A produção de mercadoria é impossível sem a correlação entre as mercadorias e o dinheiro. Por essa razão, há um importante limite para todo projeto utópico; se alguém deseja a abolição do dinheiro, deve almejar também a abolição do conjunto das relações societárias que o requerem. Não se pode ter uma sem a outra.

Do dinheiro ao capital

Se a totalidade do processo social de reprodução é mediada pela mercadoria e pelo dinheiro, isto é, se a produção de mercadoria não está restrita a existir em um nicho no interior de outro modo de produção (como foi o caso, inicialmente, no período feudal da Europa Ocidental), então o dinheiro adquire nova qualidade como capital. A incorporação autônoma de “valor”, por meio da qual a socialização econômica da produção de mercadoria é realizada, ela mesma se torna o fim principal da atividade econômica. Precisamente porque o dinheiro é a encarnação da riqueza abstrata, a qual não está sujeita a limites imanentes, ninguém nunca terá “suficiente” dele a sua disposição.
O comércio e a produção devem não apenas gerar dinheiro, mas sim, eles devem gerar continuamente novas somas de dinheiro. A generalização da produção de mercadorias é somente possível quando a própria produção é transformada em produção capitalista, quando a multiplicação e o aumento da riqueza abstrata se torna o fim direto da produção e todas as outras relações sociais ficam subsumidas a esse fim. O “poder destrutivo do dinheiro”, o qual foi objeto de muita crítica nos modos de produção pré-capitalistas (por muitos autores da Grécia Antiga, por exemplo) está enraizada precisamente nesse processo de capitalização da sociedade como resultado da generalização da relação de dinheiro. As concepções de socialismo de  mercado que almejam abolir a produção capitalista, mantendo, entretanto, o mercado, a produção mercantil e o dinheiro (por causa de sua “eficiência” na produção e na inovação) enfrentam esse problema fundamental: como impedir a recapitalizacão da sociedade sem inibir a “eficiência” do mercado.
A produção capitalista e os mercados financeiros
Como a coesão social numa sociedade de troca mercantil é estabelecida primariamente pelo dinheiro, este tem o poder de corromper essa coesão: a “possibilidade da crise” – como Marx já notara no terceiro capítulo de O capital – surge com o dinheiro. Não apenas o dinheiro faz a mediação das trocas no circuito mercadoria-dinheiro-mercadoria (alguém vende sua própria mercadoria a fim de adquirir subsequentemente outra mercadoria), mas ele permite a interrupção dessa mediação: uma venda sem o acompanhamento de uma compra (isto é, o dinheiro obtido pela venda não é utilizado em nova compra) produz uma ruptura na cadeia de reprodução. Assim que isso acontece, as mercadorias produzidas não podem mais ser vendidas; a produção torna-se limitada, entrando em estagnação. A consequência disso é, de um lado, capital ocioso e, de outro, desemprego da força de trabalho. Uma série de circunstâncias adicionais é necessária para que a mera possibilidade de crise se desenvolva e se transforme numa crise real.

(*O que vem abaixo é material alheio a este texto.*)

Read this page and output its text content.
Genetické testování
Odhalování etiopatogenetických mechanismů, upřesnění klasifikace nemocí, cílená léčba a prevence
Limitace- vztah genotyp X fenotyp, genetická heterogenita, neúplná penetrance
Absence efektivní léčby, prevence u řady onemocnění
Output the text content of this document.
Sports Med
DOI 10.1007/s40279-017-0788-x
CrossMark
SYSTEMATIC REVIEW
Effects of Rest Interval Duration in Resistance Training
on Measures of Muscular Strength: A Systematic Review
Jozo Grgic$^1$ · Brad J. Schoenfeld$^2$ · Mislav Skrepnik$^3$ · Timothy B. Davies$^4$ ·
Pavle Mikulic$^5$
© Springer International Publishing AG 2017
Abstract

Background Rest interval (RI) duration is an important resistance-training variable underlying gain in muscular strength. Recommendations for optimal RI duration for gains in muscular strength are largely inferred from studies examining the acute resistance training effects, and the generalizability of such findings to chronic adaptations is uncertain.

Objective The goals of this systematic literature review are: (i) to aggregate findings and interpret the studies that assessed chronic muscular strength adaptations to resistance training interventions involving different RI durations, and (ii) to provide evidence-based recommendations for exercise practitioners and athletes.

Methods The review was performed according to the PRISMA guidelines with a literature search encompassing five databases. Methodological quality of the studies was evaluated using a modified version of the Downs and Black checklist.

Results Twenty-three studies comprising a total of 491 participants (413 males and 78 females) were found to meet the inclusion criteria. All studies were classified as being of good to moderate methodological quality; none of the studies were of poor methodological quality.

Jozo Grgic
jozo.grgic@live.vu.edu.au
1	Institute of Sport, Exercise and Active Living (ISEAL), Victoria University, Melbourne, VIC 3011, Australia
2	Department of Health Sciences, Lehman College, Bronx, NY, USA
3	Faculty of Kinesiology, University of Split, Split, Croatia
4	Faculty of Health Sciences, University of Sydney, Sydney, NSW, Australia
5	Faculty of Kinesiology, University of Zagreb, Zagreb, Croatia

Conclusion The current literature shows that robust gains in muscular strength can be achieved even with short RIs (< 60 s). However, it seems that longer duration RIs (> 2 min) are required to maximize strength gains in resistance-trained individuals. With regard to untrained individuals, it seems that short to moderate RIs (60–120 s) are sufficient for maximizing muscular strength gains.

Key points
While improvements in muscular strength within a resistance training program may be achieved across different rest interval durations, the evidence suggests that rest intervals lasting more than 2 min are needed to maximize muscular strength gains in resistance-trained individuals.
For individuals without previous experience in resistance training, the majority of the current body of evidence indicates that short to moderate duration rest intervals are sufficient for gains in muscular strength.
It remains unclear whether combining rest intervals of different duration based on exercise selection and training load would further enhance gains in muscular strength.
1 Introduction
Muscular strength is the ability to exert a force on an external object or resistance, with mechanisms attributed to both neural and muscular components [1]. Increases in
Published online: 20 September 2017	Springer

No marxismo tradicional, essas circunstâncias são observadas primariamente nas próprias condições capitalistas de produção, por meio da “lei tendencial da queda da taxa de lucro”. Em contraste, o dinheiro e o crédito tem um papel secundário como “mero fenômeno de circulação”. Como resultado dessa abordagem unilateral voltada para as condições da produção, perde-se de vista o fato de que é impossível a produção de mercadoria sem dinheiro; a produção capitalista não pode existir sem o crédito (assim como sem as formas evoluídas tais como o dinheiro de crédito, a ações, os títulos etc.). O caráter flexível da produção capitalista se deve precisamente ao fato de que a acumulação não encontra limites nos lucros realizados nos períodos prévios de produção, mas pode ser expandido muito além por meio do crédito; ora, isto implica a possibilidade da superprodução.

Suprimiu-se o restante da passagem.